Türkiye maalesef terörün, şiddetin her türlüsünün yaşandığı, bomba yüklü araçların bulunduğu ve savaş tehlikesinin de bitmediği bir süreçten geçiyor.
Sadece kadın ve çocuklara karşı şiddeti; hızla arttığı görülen tecavüz ve cinayet olaylarını, intihar eden kız öğrencileri ele almak bile günler süren tartışma ve çözüm önerileri gerektirir.
Ağır suçlara verilen hafif cezalar, indirim yapmak veya toptan tahliye etmek için mahkemelerin gösterdiği çabalar hukuka tamamen aykırıdır.
Son olarak Perşembe günü Zonguldak’ta 72 yaşında Fikret A. isimli şahsın komşusunun 9 yaşındaki kızına cinsel saldırı suçundan 9 yıl hapis cezasına (bu bile çok hafif) çarptırıldığını, sonra duruşmalardaki “iyi hali” ve “yaşı” göz önüne alınarak tahliye edildiğini duyduk.
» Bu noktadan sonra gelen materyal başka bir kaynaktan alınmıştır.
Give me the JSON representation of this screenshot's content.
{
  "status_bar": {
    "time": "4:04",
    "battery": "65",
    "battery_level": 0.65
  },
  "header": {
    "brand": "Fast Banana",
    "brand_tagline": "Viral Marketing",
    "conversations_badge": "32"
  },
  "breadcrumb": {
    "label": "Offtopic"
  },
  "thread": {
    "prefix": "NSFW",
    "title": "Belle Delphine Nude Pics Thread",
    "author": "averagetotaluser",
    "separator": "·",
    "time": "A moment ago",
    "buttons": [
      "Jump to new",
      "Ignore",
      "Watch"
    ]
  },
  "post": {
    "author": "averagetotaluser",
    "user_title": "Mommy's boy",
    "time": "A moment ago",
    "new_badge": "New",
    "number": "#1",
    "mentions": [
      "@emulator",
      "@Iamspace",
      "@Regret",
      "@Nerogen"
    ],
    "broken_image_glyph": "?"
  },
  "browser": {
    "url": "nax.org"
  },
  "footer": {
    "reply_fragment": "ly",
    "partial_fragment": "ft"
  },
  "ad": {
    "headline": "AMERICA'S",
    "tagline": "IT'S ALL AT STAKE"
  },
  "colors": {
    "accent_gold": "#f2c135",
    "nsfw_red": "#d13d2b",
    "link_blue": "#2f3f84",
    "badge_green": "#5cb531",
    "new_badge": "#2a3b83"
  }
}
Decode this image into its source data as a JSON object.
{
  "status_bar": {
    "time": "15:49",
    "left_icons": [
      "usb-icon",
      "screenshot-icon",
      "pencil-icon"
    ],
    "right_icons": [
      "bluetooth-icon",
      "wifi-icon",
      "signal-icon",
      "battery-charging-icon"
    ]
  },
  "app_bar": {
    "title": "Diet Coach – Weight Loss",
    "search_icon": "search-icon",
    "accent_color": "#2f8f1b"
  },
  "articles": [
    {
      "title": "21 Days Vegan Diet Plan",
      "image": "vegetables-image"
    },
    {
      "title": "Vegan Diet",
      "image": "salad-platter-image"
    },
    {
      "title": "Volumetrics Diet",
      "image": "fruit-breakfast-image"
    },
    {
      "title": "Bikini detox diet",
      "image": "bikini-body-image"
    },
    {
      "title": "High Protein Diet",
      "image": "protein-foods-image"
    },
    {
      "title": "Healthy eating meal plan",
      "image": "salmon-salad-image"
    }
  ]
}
Yıllardır hukukçuların, sivil toplum kuruluşlarının, medyanın “bu kararların hukuk skandalı” olduğu, tecavüzcü ve katillere “iyi hal indirimi” yapılamayacağı konusunda gösterdiği tepkilere rağmen aynı kararlar sürüyor.
Mahkeme adalet için!
Yine Perşembe günü Keçiören İHL Kur’an öğretmeni Sefer A.’nın (daha önce de hakkında 11 öğrenci ve 1 veliye cinsel saldırı davaları açılmış) 274 yıla kadar hapsi istenirken “emekli olmak için başvurduğu” haberi vardı.
Eğer bu da kabul edilir ve böyle ağır suçlar işlemiş öğretmenlerin “emeklilik hakkı verilir, indirimlerden yararlandırılırsa” bu ülkenin kadın ve çocukları asla korunamaz ve devlet de sorumlu hale gelir.
O zaman, öğretmen tecavüzü sonunda intihar eden öğrenci Cansel’in katili sayılan suçlu da, diğerleri de hak ettikleri cezayı almadıkları için tahliye olduklarında suçlarına devam eder ve diğer potansiyel suçlular için de hiçbir caydırıcılık olamaz.
Toplum, bu vahşet olaylarında ceza verilmemesine karşı infial halindedir, Zonguldak’taki tahliye kararı yeniden ele alınmalı, diğer davalarda da ağır cezalar verilmelidir.
AYM ve gerekçe
Can Dündar ve Erdem Gül Anayasa Mahkemesi’nin “tutuklanmalarında basın özgürlüğü ve bireysel haklar konusunda hak ihlali var” kararından sonra tahliye edildiler.
Cumhurbaşkanlığı Sözcüsü Kalın “Bu karar beraat kararı değildir, tahliye kararıdır. Dava devam ediyor, biz de yakından takip edeceğiz” dedi. Doğru beraat kararı değildir ama burada “hukuken ciddi bir çelişki” de ortaya çıkıyor.
Anayasa Mahkemesi “davanın özü” için değil, tutuklama konusunda karar vermesine rağmen bu kez raporunda “Tutuklama gerekçesi olarak gösterilen eylemlerin hepsinin ‘gazetecilik faaliyeti’ olduğunu” ve “kuvvetli suç şüphesinin bulunmadığını” vurguladı.
Böylece “davanın özünü de ilgilendiren” AYM kararı, davanın esasının zeminini yok etmiş, fiili anlamda davanın temelini çökertmiş durumda…
Hukuk mantığı gereği alt mahkeme “hayır, gazetecilik faaliyeti değil” şeklinde AYM’ye aykırı bir karar verdiği takdirde bu karar da AYM’den dönmeyecek mi?
Bu davanın sonucu basın özgürlüğü ve bireysel haklar açısından olduğu kadar sulh ceza mahkemelerinin kararları açısından da “yakından takip edilecek” kadar önemli görünüyor!